London’s electric vehicle revolution was given a big boost on Thursday by plans for 100 new ultra-rapid charging points.
Mayor Sadiq Khan said City Hall and Transport for London would release land near the capital’s Red Route main road network to increase the number of “on the go” chargers for taxis and business and emergency vehicles.
He was due to speak on Thursday afternoon at the Evening Standard’s first Plug It In summit, bringing together experts, innovators and policy makers to lead the conversation on driving the capital’s switch to electric vehicles and develop a global “electric city” blueprint.
London leads the UK in its provision of public charging points, with one for every four electric vehicles registered in the capital.
Of the 34,637 charging points in the UK, 11,028 are in London – including 820 rapid or ultra-rapid chargers, which can deliver up to a 200-mile top-up charge in 20-30 minutes.
But while London has the largest number of chargers per head, it is only eighth best of the UK regions or nations when it comes to rapid (or faster) chargers, with a rate of 9.1 per 100,000 people.
Mr Khan, who has pledged to deliver a “net zero” city by 2030, said London was nevertheless ahead of other European cities on rapid chargers – and pledged to deliver more.
Contracts to install the first 25 ultra-rapid charging points will be put out to tender next week, and 75 more will follow by the end of April. The aim is to have all 100 operational by the end of 2023.
Mr Khan was expected to say: “I’m in no doubt that the shift to electric vehicles is imperative to cleaning up our air and bringing down harmful emissions.
“As a city, we’ve travelled an impressive distance in a relatively short period of time in terms of rolling out the necessary infrastructure and encouraging the uptake of electric vehicles. But the gravity of the threats we face from the climate crisis and toxic air pollution demand that we now redouble our efforts and go even further, even faster.

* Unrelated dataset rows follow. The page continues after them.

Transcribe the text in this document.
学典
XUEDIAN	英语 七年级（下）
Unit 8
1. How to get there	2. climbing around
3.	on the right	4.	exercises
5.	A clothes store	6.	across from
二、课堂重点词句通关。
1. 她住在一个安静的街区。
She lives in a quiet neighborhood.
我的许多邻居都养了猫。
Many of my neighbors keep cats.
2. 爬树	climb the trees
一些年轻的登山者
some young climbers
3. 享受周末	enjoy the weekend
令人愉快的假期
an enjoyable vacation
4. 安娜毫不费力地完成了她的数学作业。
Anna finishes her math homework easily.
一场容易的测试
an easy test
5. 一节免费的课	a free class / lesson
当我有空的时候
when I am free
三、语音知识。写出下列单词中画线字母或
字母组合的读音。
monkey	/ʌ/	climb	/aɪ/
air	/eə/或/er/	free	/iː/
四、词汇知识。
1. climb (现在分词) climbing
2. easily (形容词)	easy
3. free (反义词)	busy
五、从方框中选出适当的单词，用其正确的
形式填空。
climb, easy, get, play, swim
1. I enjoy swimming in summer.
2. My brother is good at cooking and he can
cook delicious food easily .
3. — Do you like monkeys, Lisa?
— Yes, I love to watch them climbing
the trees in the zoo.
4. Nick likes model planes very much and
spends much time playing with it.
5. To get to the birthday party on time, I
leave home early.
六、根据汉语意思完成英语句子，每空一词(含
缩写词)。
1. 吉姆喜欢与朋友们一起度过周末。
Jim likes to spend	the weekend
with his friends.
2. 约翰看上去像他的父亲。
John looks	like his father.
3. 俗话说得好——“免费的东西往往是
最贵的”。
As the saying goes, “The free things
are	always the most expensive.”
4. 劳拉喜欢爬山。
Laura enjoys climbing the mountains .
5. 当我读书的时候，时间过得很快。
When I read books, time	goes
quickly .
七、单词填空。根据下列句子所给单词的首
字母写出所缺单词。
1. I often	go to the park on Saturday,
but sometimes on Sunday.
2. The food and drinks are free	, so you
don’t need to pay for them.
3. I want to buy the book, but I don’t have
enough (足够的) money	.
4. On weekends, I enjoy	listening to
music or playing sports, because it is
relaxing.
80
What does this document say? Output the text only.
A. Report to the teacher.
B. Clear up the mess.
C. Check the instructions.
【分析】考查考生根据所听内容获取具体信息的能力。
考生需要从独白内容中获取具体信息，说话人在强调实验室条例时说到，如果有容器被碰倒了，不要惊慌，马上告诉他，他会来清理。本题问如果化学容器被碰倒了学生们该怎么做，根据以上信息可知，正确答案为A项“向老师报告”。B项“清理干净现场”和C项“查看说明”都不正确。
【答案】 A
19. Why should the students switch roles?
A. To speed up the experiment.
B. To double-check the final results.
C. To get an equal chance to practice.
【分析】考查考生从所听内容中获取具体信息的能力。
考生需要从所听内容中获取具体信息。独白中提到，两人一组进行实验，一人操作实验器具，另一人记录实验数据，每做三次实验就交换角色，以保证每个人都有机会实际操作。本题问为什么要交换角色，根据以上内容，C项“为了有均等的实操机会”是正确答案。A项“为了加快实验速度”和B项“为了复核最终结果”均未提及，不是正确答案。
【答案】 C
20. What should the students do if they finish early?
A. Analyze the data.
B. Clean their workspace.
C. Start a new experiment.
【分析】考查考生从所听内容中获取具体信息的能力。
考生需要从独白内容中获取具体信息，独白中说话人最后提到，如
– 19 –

“It’s vital we don’t take our foot off the pedal now and lose momentum. Freeing up public land to deliver more charging points, and charging hubs, will be crucial to hitting and, hopefully, exceeding this target.”
Mr Khan’s strategy is for 40,000 to 60,000 charging points by 2030 – with about one in 10 being rapid chargers. Building the network is expected to create 4,500 jobs.
The number of public chargers in London – typically in lampposts, on street or in car parks – has increased by 40 per cent in a year.
Westminster is the borough with most (1,494) while Bexley and Harrow have least, each with 46.
Other speakers at the Design Museum event included designer Paul Priestman, Andrew Brem, the UK general manager of Uber, Jonathan Goodman, head of Polestar UK, and Christina Calderato, director of transport strategy at TfL.
Mr Khan, who plans to go electric when he next upgrades his car, wants to make it “easier and more convenient for Londoners” to switch.
He sees electric vehicles as a key form of transport for journeys that can’t be walked, cycled or made by public transport – but wants to reduce all car traffic by 28 per cent by the end of the decade.
He said London should be “proud” of how much had been achieved in going electric.
“One of the things that is wonderful about our city is the transformation in the last few years in relation to more electric vehicles and the increase in sales and the increase in the [charging] grid,” he said.
“But we can’t stand still. We need more electric vehicle charging points. We need more rapid charging points.
“Manufacturers having the confidence of knowing there is a market for this will mean the price coming down. That’s why it is really important we lobby the Government to give us more support but London is leading the way.”